Cometriq is approved to treat a rare type of thyroid cancer. Investors sticking with this stock want to see proof that the treatment can eventually be marketed for other diseases, including prostate cancer.

MINYANVILLE ORIGINAL Exelixis (NASDAQ:EXEL) got its first approval for the company's lead drug, Cometriq, getting the green light from US officials to sell a treatment for a rare form of thyroid cancer.

The market for the first indication sought, medullary thyroid cancer, is very small and hardly justifies the many years of work and hundreds of millions of dollars spent to develop the drug, also known as cabozantinib. Yet the first approval is important as Exelixis hopes to ultimately get government clearance to sell its drug for multiple cancers. The company is in the late stages of testing Cometriq for advanced prostate cancer patients. Some analysts see the drug as a potentially promising treatment for liver and kidney cancers.

"We view the approval of Cometriq in (thyroid cancer) as the first of many critical milestones along the path to building a robust oncology franchise around this drug," Exelixis CEO Michael Morrissey told analysts and investors on a conference call Thursday night.

Morrissey says Exelixis is making only a modest investment to launch the drug for its newly approved use. He referred to the approval as a "transitional" rather than transformative event for the company. The drug will be priced at just under $10,000 per month.

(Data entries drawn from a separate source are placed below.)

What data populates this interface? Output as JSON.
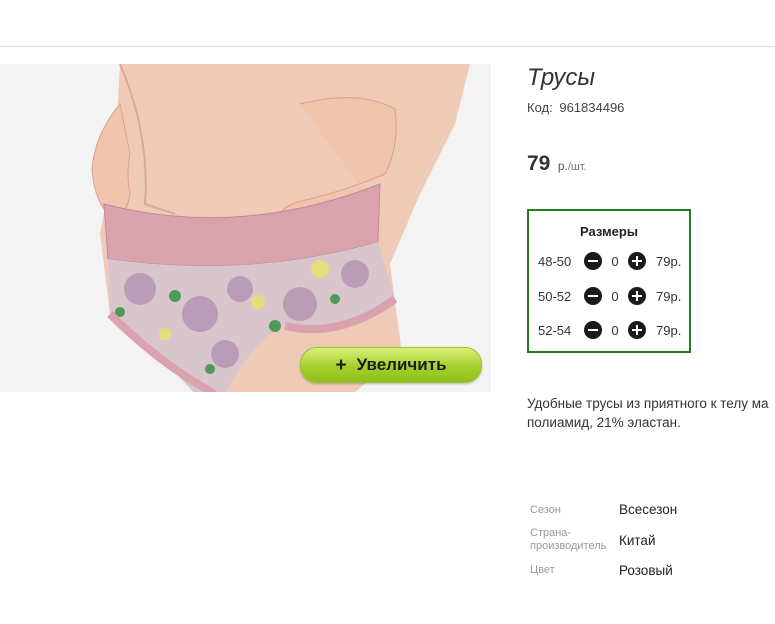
{
  "product": {
    "title": "Трусы",
    "sku_label": "Код:",
    "sku_value": "961834496",
    "price_value": "79",
    "price_unit": "р.",
    "price_per": "/шт."
  },
  "zoom_button": {
    "icon": "+",
    "label": "Увеличить"
  },
  "sizes": {
    "header": "Размеры",
    "rows": [
      {
        "size": "48-50",
        "qty": "0",
        "price": "79р."
      },
      {
        "size": "50-52",
        "qty": "0",
        "price": "79р."
      },
      {
        "size": "52-54",
        "qty": "0",
        "price": "79р."
      }
    ]
  },
  "description": {
    "line1": "Удобные трусы из приятного к телу ма",
    "line2": "полиамид, 21% эластан."
  },
  "properties": [
    {
      "key": "Сезон",
      "value": "Всесезон"
    },
    {
      "key": "Страна-производитель",
      "value": "Китай"
    },
    {
      "key": "Цвет",
      "value": "Розовый"
    }
  ],
  "colors": {
    "accent_border": "#1e7d1e",
    "button_green": "#a6cf2b"
  }
}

Exelixis' stock was halted Thursday just before the Food and Drug Administration released news of the approval. The shares fell prior to the announcement and dropped 3% to $5.09 in pre-market trading Friday. Selling on a new drug approval is common, especially if the shares had a decent run-up prior to the news. The stock was up by a third in the 12 months prior to Thursday.

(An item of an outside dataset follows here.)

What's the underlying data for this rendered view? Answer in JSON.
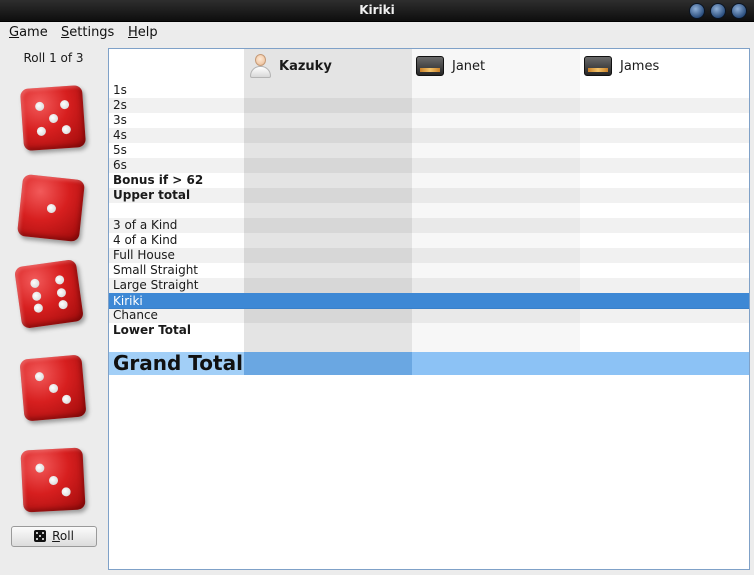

Cometriq will go up against AstraZeneca's (NYSE:AZN) Caprelsa, which is not a big selling product. Caprelsa sales for the first nine months of 2012 were only $19 million, according to Stifel Nicolaus analyst Joel Sendek.

However, Sendek blames those low sales on side effects related to the drug. (Cometriq also has serious side effects. See label information here.) He predicts Exelixis' drug will have $42 million in yearly sales by 2014 from treating the thyroid cancer. The entire market for treating the condition is less than $100 million, he says. A much bigger sales opportunity is possible with approval of the drug as a prostate cancer treatment, he notes.

Prostate cancer is a far bigger market opportunity, and progress in this area will be the near-term catalyst for the stock going forward. If approved for prostate cancer in 2015, annual sales of Exelixis' drug for that use alone may be $325 million by 2018, according to Sendek's previous projections.

Sendek set a $9 price target for Exelixis' stock, based on his assumption that the company will win additional uses for its cancer drug.

The first indication provides some evidence of the drug's worth and of CEO Morrissey's strategy. A little more than a year ago, Morrissey said he was surprised that FDA folks didn't go along with his plan for a faster approval process for the prostate cancer indication. The company and the agency couldn't agree on study design.